Después de dos meses y medio, me transfirieron a un campo de refugiados diferente llamado Nduta en el noroeste de Tanzania. Pasé de dormir debajo de láminas de plástico a vivir en una tienda de campaña, a construir mi propia casa con madera seca y barro. Junto con los miembros de la congregación cristiana local, también construimos una nueva iglesia para el campamento.
Pronto conseguí un trabajo con la organización médica MSF como gerente de suministros. En MSF, trabajo con médicos, enfermeras e ingenieros de todo el mundo, incluidos los tanzanos, y siento un gran sentido de pertenencia. Somos el único servicio de salud en el campamento y brindamos un tratamiento que salva vidas contra la malaria, el sarampión, la diabetes y docenas de otras enfermedades y dolencias potencialmente mortales a los que las personas están expuestas en el campamento.
En junio de 2016, mi novia dejó Burundi para embarcarse en el mismo viaje y finalmente nos reunimos en el campo de refugiados de Nduta. Después de un año de separación, temiendo por la vida del otro, nos casamos en la iglesia en el campamento, y hoy tenemos un bebé llamado GoodLuck Tena.

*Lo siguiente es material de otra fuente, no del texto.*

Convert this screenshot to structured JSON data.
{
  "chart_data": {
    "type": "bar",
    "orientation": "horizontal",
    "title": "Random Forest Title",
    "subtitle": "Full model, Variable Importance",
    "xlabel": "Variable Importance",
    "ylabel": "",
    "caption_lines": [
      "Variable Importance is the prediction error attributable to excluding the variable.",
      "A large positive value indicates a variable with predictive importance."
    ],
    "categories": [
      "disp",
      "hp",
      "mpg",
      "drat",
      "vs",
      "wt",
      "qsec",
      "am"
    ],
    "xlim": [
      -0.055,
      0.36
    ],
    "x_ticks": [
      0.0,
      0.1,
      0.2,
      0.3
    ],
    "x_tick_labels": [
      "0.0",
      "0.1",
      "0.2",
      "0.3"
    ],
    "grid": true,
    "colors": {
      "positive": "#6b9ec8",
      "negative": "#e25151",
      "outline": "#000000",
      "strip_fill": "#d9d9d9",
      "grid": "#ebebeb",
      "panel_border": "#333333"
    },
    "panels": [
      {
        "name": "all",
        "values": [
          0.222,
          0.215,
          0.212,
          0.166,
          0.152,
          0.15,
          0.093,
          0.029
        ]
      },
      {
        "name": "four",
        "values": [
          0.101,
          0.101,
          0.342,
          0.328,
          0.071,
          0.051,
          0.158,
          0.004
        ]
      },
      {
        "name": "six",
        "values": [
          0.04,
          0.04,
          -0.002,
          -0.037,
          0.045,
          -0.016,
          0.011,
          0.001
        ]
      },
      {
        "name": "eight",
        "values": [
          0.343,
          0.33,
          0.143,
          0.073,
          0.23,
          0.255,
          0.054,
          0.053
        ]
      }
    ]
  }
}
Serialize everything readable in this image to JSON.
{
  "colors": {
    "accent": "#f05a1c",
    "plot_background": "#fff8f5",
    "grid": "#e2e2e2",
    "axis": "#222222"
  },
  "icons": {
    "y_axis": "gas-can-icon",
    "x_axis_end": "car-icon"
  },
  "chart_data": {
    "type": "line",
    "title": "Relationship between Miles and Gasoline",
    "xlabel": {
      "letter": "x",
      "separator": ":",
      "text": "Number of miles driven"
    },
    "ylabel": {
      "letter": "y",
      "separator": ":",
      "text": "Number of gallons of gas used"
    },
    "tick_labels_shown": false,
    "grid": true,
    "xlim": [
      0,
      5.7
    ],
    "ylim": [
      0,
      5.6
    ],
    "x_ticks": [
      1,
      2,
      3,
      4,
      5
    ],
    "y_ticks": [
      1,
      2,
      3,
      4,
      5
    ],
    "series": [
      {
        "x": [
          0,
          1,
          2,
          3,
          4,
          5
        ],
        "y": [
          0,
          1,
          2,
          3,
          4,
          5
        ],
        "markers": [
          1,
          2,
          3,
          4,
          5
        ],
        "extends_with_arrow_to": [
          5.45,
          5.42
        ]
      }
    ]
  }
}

He vivido como refugiado durante cinco años en Tanzania y todo lo que pido es: por favor, no nos juzguen porque somos refugiados. No somos malos ni estamos malditos. Somos humanos como tú, viviendo y sintiendo, con miedos y sueños, como cualquier hombre. Lo que nos pasó puede pasarle a cualquiera en la tierra. Nadie elige ser un refugiado.
Espero que algún día pueda regresar a mi patria, a un lugar seguro. Extraño a mi iglesia y a nuestra colorida congregación y extraño a mi familia. Un día, construiré mi propia casa en la tierra que poseo allí, y una vez más iré en bicicleta a lo largo de la costa del lago Tanganica al atardecer, con mi hijo y mi esposa a mi lado”.